Eric Rudolph: Serial Bomber
Double Bombing in Sandy Springs
Like any major city, Atlanta has had its share of turmoil over the abortion controversy, both peaceful protests and isolated acts of violence. Some who oppose abortion have set up "Care Centers" in which girls and women with problem pregnancies are encouraged to carry to term. They are given information about relinquishing their babies for adoption and about assistance that can enable them to support and raise their infants if they want to keep them. However, there has also been violence by extremists. In 1984, two firebombs exploded a couple of weeks apart at different clinics. The bombs went off late at night and no one was in either facility so luckily no one was hurt.
In 1988, during the Democratic National Conventions, anti-abortion protesters swarmed several Atlanta clinics. According to Journal-Constitution, "Volunteers and clinic workers would meet women and escort them inside, often shielding them with umbrellas and blankets so protesters and reporters could not photograph their faces." When arrested, demonstrators often refused to give their real names, calling themselves "Baby Jane Doe" or "Baby John Doe" to symbolize their solidarity with aborted embryos and fetuses.
On January 16, 1997, a bomb went off at about 9 a.m. at the Northside Family Planning Clinic located in Sandy Springs, Atlanta's largest suburb that lies to its north. The bomb had been placed on the back porch of the building. It damaged an unoccupied examination room but did not hurt anyone. A second bomb, buried in a flowerbed in front of the parking lot, detonated at 10:37 a. m. The second bomb was apparently intended to harm the police. It wounded seven individuals, some of them police officers and others who worked in the building or nearby. According to Patrick Crosby, public affairs officer for the Southeast Bomb Task Force, "Some of them have had hearing problems and other residual effects. I do know there is emotional trauma and victims have told us that they will never forget it. Some have had counseling."

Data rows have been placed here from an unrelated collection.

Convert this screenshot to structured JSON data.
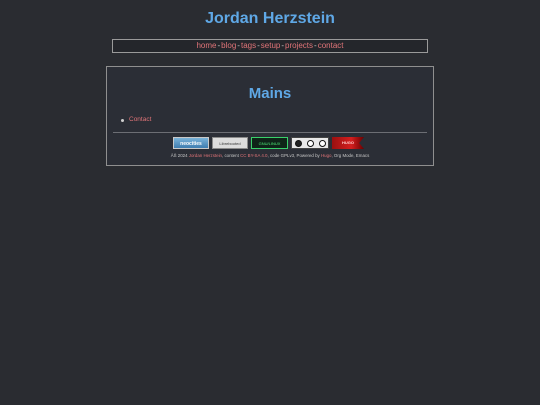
{
  "site": {
    "title": "Jordan Herzstein"
  },
  "nav": {
    "items": [
      {
        "label": "home"
      },
      {
        "label": "blog"
      },
      {
        "label": "tags"
      },
      {
        "label": "setup"
      },
      {
        "label": "projects"
      },
      {
        "label": "contact"
      }
    ],
    "separator": "-"
  },
  "main": {
    "heading": "Mains",
    "list": [
      {
        "label": "Contact"
      }
    ]
  },
  "badges": {
    "neocities": "neocities",
    "librebooting": "Librebooted",
    "gnu": "GNU/LINUX",
    "red": "HUGO"
  },
  "footer": {
    "prefix": "ÂŠ 2024",
    "author": "Jordan Herzstein",
    "content_text": ", content",
    "license": "CC BY-SA 4.0",
    "code_text": ", code GPLv3, Powered by",
    "powered": "Hugo",
    "suffix": ", Org Mode, Emacs"
  },
  "colors": {
    "background": "#2a2c31",
    "title": "#5fa8e6",
    "link": "#e07478"
  }
}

Authorities found differences in the construction of the two bombs. The first did not contain shrapnel, the second did. Evidence indicated that the second bomb was probably planted first and set to go off by a wind-up clock timer. The first bomb was, experts believed, more likely to have been lit by a fuse. If a fuse was indeed the mechanism by which the first bomb was set off, it meant the bomber had to have lit it only moments before it exploded.
Witnesses saw a man in the early morning who might have been the bomber. He was described as either white or Hispanic and doing something with a digging tool. However, surveillance cameras failed to capture his image on film.